The Open Neighbourhood Definition of Cts. Maps on Topo. Spaces

The Open Neighbourhood Definition of Continuous Maps on Topological Spaces

Recall from the Continuous Maps on Topological Spaces page that if $X$ and $Y$ are topological spaces then a function $f : X \to Y$ is said to be Continuous at a point $a \in X$ if there exists local bases $\mathcal B_a$ of $a$ and $\mathcal B_{f(a)}$ of $f(a)$ such that for every $B \in \mathcal B_{f(a)}$ there exists a $B' \in \mathcal B_a$ such that:

(1)
\begin{align} \quad f(B') \subseteq B \end{align}

Furthermore, we said that $f$ is continuous on $X$ if $f$ is continuous at every point $a \in X$.

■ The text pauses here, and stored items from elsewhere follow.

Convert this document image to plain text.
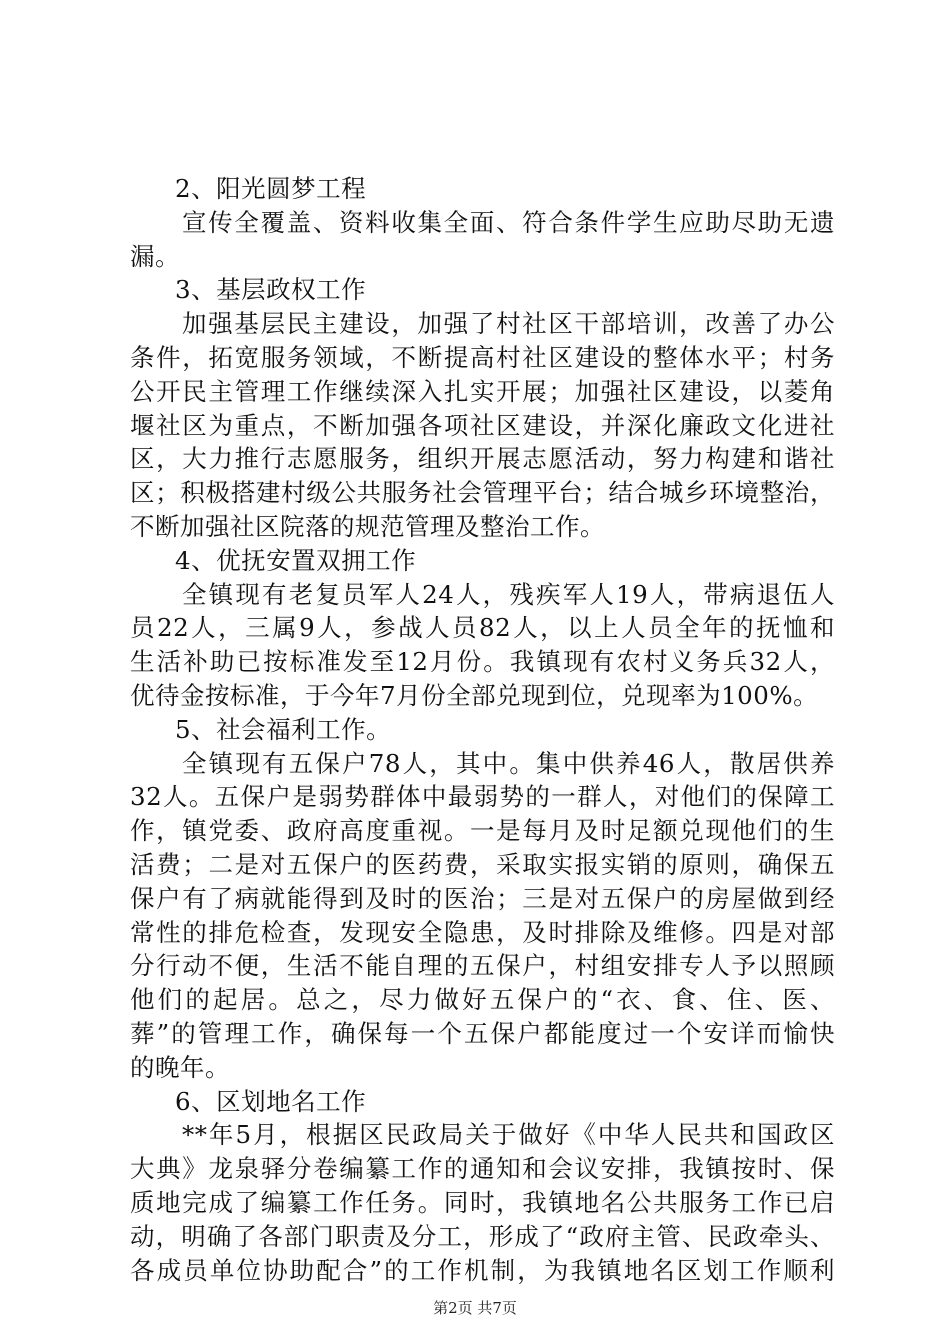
2、阳光圆梦工程
宣传全覆盖、资料收集全面、符合条件学生应助尽助无遗
漏。
3、基层政权工作
加强基层民主建设，加强了村社区干部培训，改善了办公
条件，拓宽服务领域，不断提高村社区建设的整体水平；村务
公开民主管理工作继续深入扎实开展；加强社区建设，以菱角
堰社区为重点，不断加强各项社区建设，并深化廉政文化进社
区，大力推行志愿服务，组织开展志愿活动，努力构建和谐社
区；积极搭建村级公共服务社会管理平台；结合城乡环境整治，
不断加强社区院落的规范管理及整治工作。
4、优抚安置双拥工作
全镇现有老复员军人24人，残疾军人19人，带病退伍人
员22人，三属9人，参战人员82人，以上人员全年的抚恤和
生活补助已按标准发至12月份。我镇现有农村义务兵32人，
优待金按标准，于今年7月份全部兑现到位，兑现率为100%。
5、社会福利工作。
全镇现有五保户78人，其中。集中供养46人，散居供养
32人。五保户是弱势群体中最弱势的一群人，对他们的保障工
作，镇党委、政府高度重视。一是每月及时足额兑现他们的生
活费；二是对五保户的医药费，采取实报实销的原则，确保五
保户有了病就能得到及时的医治；三是对五保户的房屋做到经
常性的排危检查，发现安全隐患，及时排除及维修。四是对部
分行动不便，生活不能自理的五保户，村组安排专人予以照顾
他们的起居。总之，尽力做好五保户的“衣、食、住、医、
葬”的管理工作，确保每一个五保户都能度过一个安详而愉快
的晚年。
6、区划地名工作
**年5月，根据区民政局关于做好《中华人民共和国政区
大典》龙泉驿分卷编纂工作的通知和会议安排，我镇按时、保
质地完成了编纂工作任务。同时，我镇地名公共服务工作已启
动，明确了各部门职责及分工，形成了“政府主管、民政牵头、
各成员单位协助配合”的工作机制，为我镇地名区划工作顺利
第2页 共7页
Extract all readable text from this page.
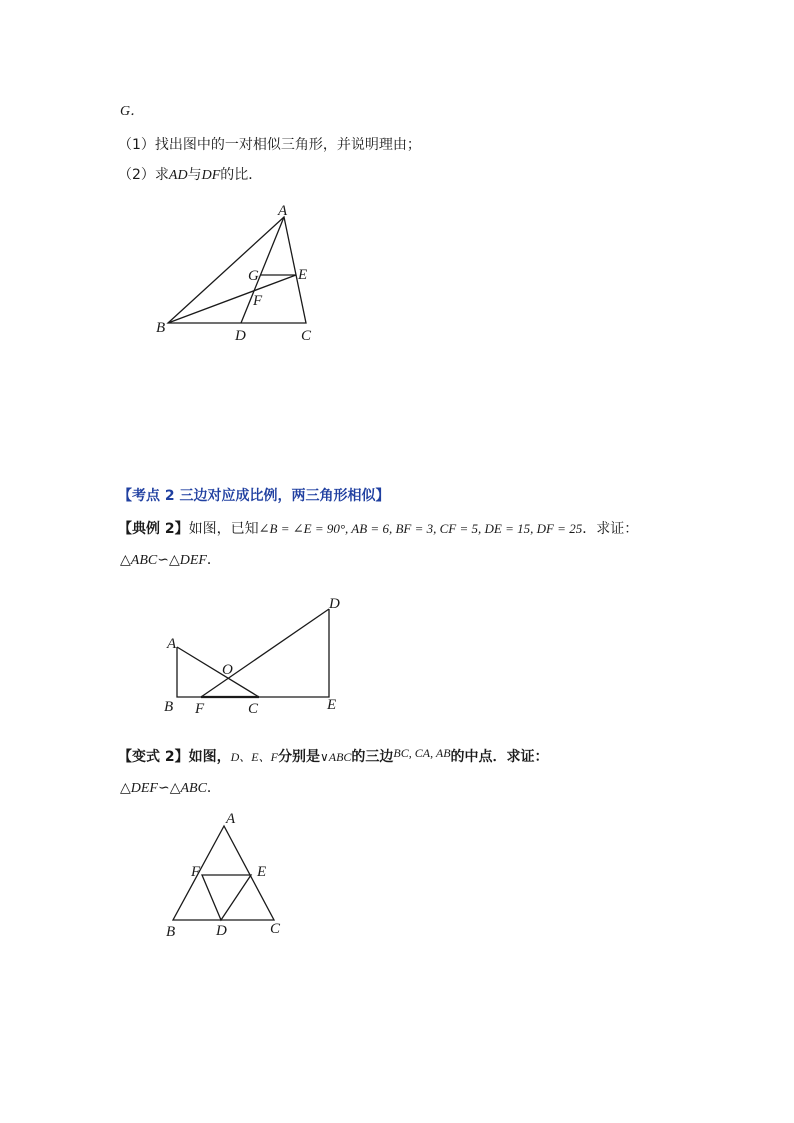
G．
（1）找出图中的一对相似三角形，并说明理由；
（2）求AD与DF的比．
A
B	D	C
G	E
F
【考点 2 三边对应成比例，两三角形相似】
【典例 2】如图，已知∠B = ∠E = 90°, AB = 6, BF = 3, CF = 5, DE = 15, DF = 25．求证：
△ABC∽△DEF．
A
B F	C	E
D
O
【变式 2】如图，D、E、F分别是∨ABC的三边BC, CA, AB的中点．求证：
△DEF∽△ABC．
A
F	E
B	D	C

We will now look an alternative but similar definition of a map $f : X \to Y$ being continuous at a point $a \in X$.

 Theorem 1: Let $X$ and $Y$ be topological spaces and let $f : X \to Y$. Then $f$ is continuous at $a \in X$ if and only if for every open neighbourhood $V$ of $f(a)$ there exists an open neighbourhood $U$ of $a$ such that $f(U) \subseteq V$.
• Proof: $\Rightarrow$ Let $f : X \to Y$ and suppose that $f$ is continuous at $a \in X$. Then there exists local bases $\mathcal B_a$ of $a$ and $\mathcal B_{f(a)}$ of $f(a)$ such that for all $B \in \mathcal B_{f(a)}$ there exists a $B' \in \mathcal B_a$ such that:
(2)
\begin{align} \quad f(B') \subseteq B \end{align}
• Now let $V$ be any open neighbourhood of $f(a)$. Since $\mathcal B_{f(a)}$ is a local basis of $f(a)$ we have that by definition for every open neighbourhood $V$ of $f(a)$ that there exists $B \in \mathcal B_{f(a)}$ such that:
(3)
\begin{align} \quad f(a) \in B \subseteq V \quad (***) \end{align}
• But $B$ itself is an open neighbourhood of $f(a)$, and so since $f$ is continuous we have that since $B \in \mathcal B_{f(a)}$ that there exists a $B' \in \mathcal B_a$ such that:
(4)
\begin{align} \quad f(B') \subseteq B \quad (**) \end{align}
• But $B' \in \mathcal B_a$ is an open neighbourhood of $a$ $(*)$, so set $U = B'$. Therefore from $(*)$, $(**)$, and $(***)$ we have that:
(5)
\begin{align} \quad f(U) = f(B') \subseteq B \subseteq V \end{align}
• Hence, for every open neighbourhood $V$ of $f(a)$ there exists an open neighbourhood $U$ of $a$ such that $f(U) \subseteq V$.
• $\Leftarrow$ Suppose now that for every open neighbourhood $V$ of $f(a)$ there exists an open neighbourhood $U$ of $a$ such that $f(U) \subseteq V$.
• To show that $f$ is continuous we must show that there exists an local bases $\mathcal B_{f(a)}$ of $f(a)$ and $\mathcal B_a$ of $a$ such that for all $B \in \mathcal B_{f(a)}$ there exists a $B' \in \mathcal B_a$ such that $f(B') \subseteq B$.
• Consider the following (rather trivial) local bases of $a$ and $f(a)$:
(6)
\begin{align} \quad \mathcal B_{a} = \{ U : U \: \mathrm{is \: an \: open \: neighbourhood \: of \:} a \} \quad \quad \mathcal B_{f(a)} = \{ V : V \: \mathrm{is \: an \: open \: neighbourhood \: of \:} f(a) \} \end{align}
• Then for every $V = B \in \mathcal B_{f(a)}$ (open neighbourhood of $f(a)$) we are given that there exists an open neighbourhood $U = B' \in \mathcal B_a$ such that:
(7)
\begin{align} \quad f(B') = f(U) \subseteq V = B \end{align}
• Therefore $f$ is continuous at $a$. $\blacksquare$

From Theorem 1 above, we see that then $f : X \to Y$ is continuous on all of $X$ if and only if for all $a \in X$ we have that for all open neighbourhoods $V$ of $f(a)$ there exists an open neighbourhood $U$ of $a$ such that $f(U) \subseteq V$.